Each treatment option has overt and hidden costs, including
emotional, physical, and financial burdens, often without
justification because of lack of successs . Oral progestogens
are the most widely used medical treatment for dysfunctional
uterine bleeding (DUB)/ menstrual cycle irregularities. Despite
this, their efficacy is poorly established, both for ovulatory and
anovulatory . Disadvantages of hormonal therapy arises the
need of alternative treatment with similar or better efficacy and
Vitex agnus castus being non-hormonal therapy has
been used for centuries in menstrual cycle irregularities,
hyperprolactinaemia & premenstrual syndrome and also used in
clinical practice to assist with withdrawal from hormone therapy.
Efficacy & Tolerability of VAC is evidenced by >30 clinical trials
with >10,000 patients.
Vitex agnus castus is approved by German Commission E
and European Medicine Agency’s (EMA) for management of
menstrual cycle irregularities, PMS and hyperprolactinemia.

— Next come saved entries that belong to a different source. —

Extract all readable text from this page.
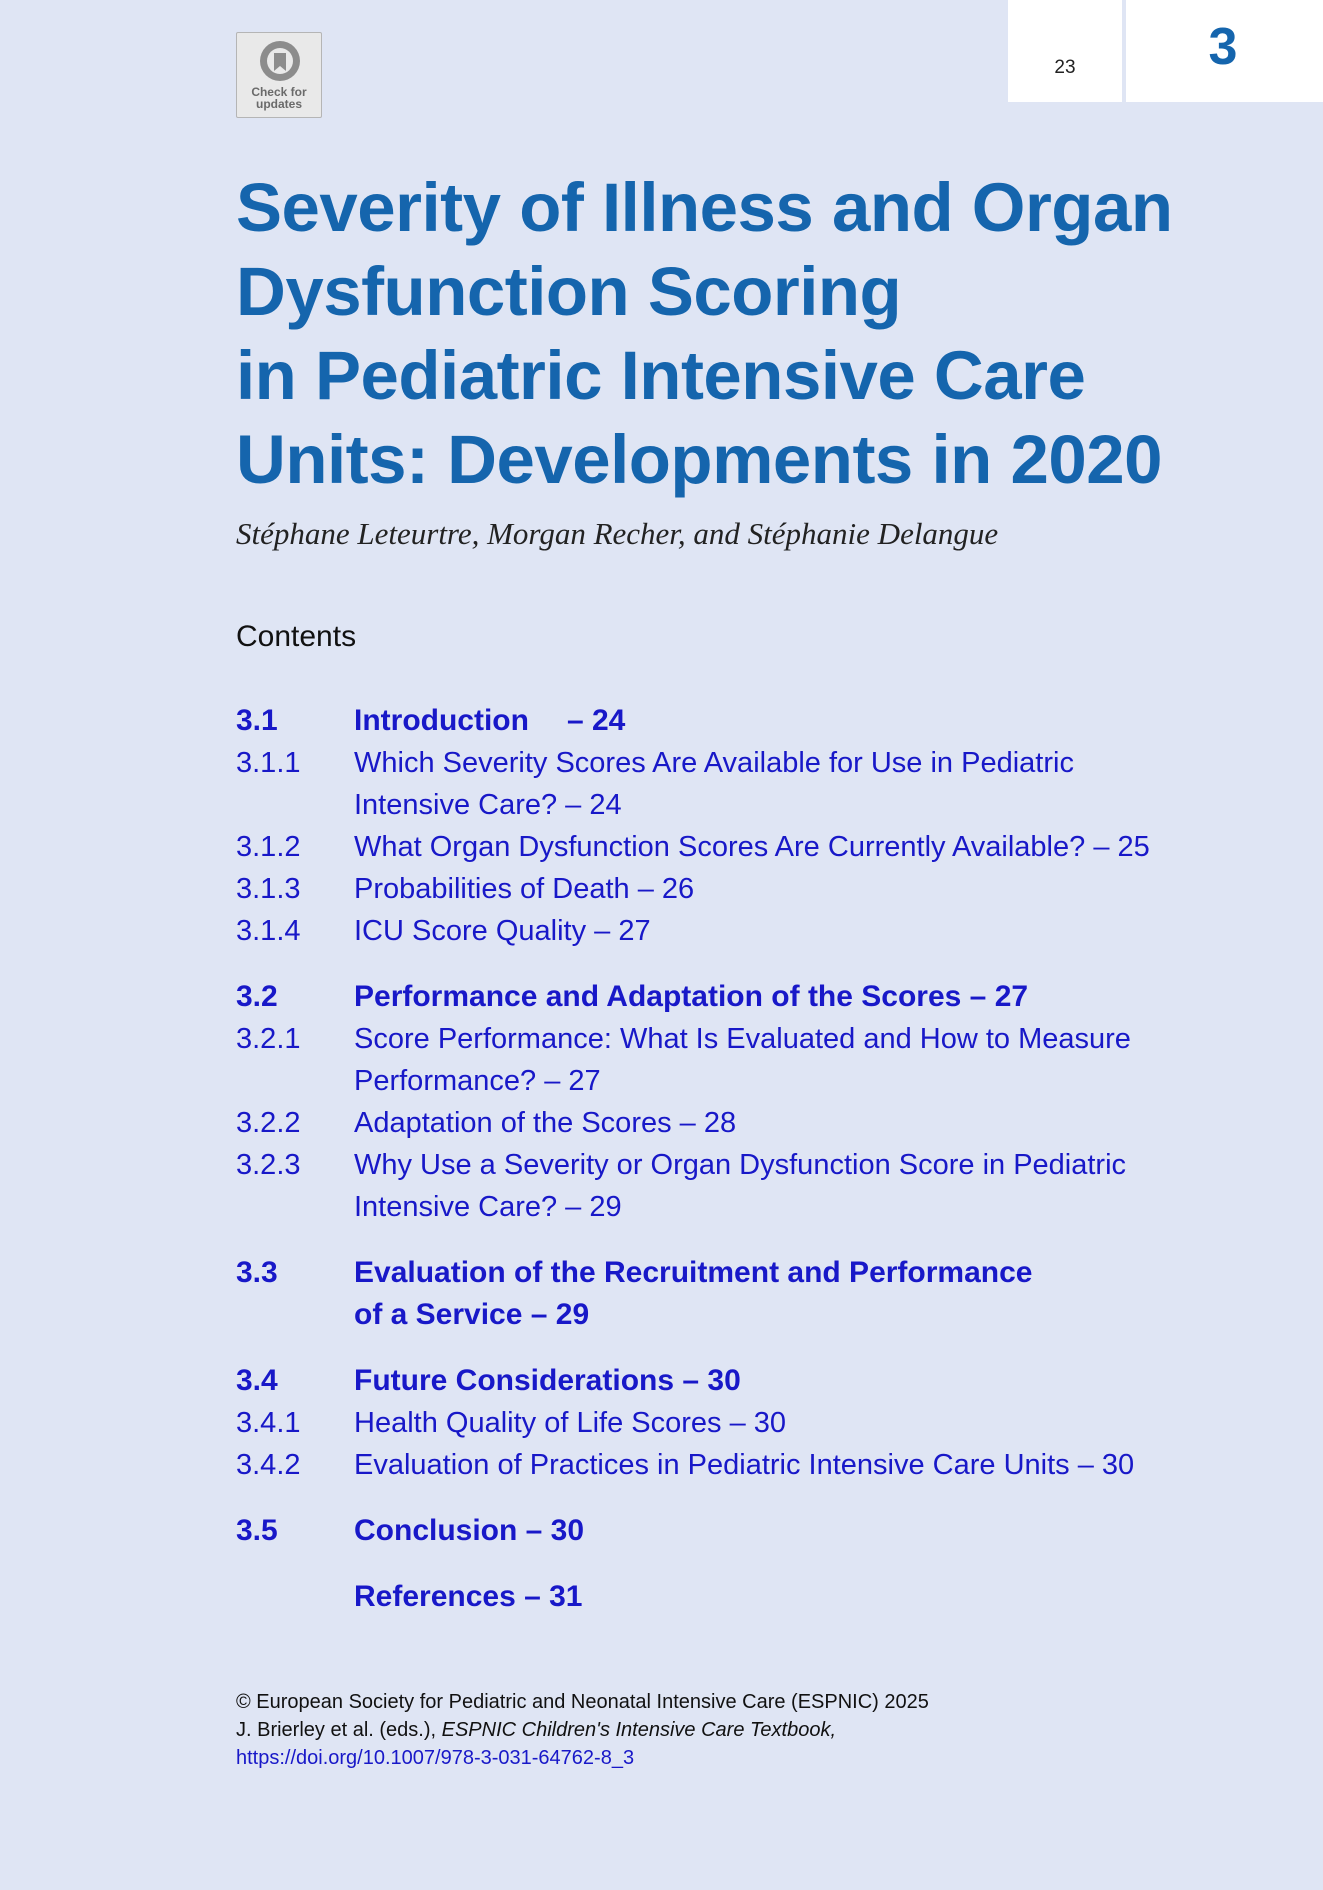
23	3
Check for
updates
Severity of Illness and Organ
Dysfunction Scoring
in Pediatric Intensive Care
Units: Developments in 2020
Stéphane Leteurtre, Morgan Recher, and Stéphanie Delangue
Contents
3.1	Introduction – 24
3.1.1	Which Severity Scores Are Available for Use in Pediatric
Intensive Care? – 24
3.1.2	What Organ Dysfunction Scores Are Currently Available? – 25
3.1.3	Probabilities of Death – 26
3.1.4	ICU Score Quality – 27
3.2	Performance and Adaptation of the Scores – 27
3.2.1	Score Performance: What Is Evaluated and How to Measure
Performance? – 27
3.2.2	Adaptation of the Scores – 28
3.2.3	Why Use a Severity or Organ Dysfunction Score in Pediatric
Intensive Care? – 29
3.3	Evaluation of the Recruitment and Performance
of a Service – 29
3.4	Future Considerations – 30
3.4.1	Health Quality of Life Scores – 30
3.4.2	Evaluation of Practices in Pediatric Intensive Care Units – 30
3.5	Conclusion – 30
References – 31
© European Society for Pediatric and Neonatal Intensive Care (ESPNIC) 2025
J. Brierley et al. (eds.), ESPNIC Children's Intensive Care Textbook,
https://doi.org/10.1007/978-3-031-64762-8_3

Up to 85% response rate has been documented in menstrual
cycle irregularities like polymenorrhea, Oligomenorrhea and
amenorrhea while up to 88% response rate has been observed
in menstrual bleeding disorders like dysmenorrhea, intermenstrual
bleeding, hypermenorrhea, menometrorrhagia,
In view of the associated adverse effects of current therapy,
the need of the hour is to explore alternative options which have
at par efficacy & superior safety profile compared with modern
medicine drugs. Vitex agnus castus having efficacy similar to
conventional drugs with relatively superior safety profile is one
such non-hormonal therapy which can be recommended as first
line therapy in the management of menstrual cycle irregularities
& infertility associated with secondary amenorrhea,
hyperprolactinemia, and luteal insufficiency.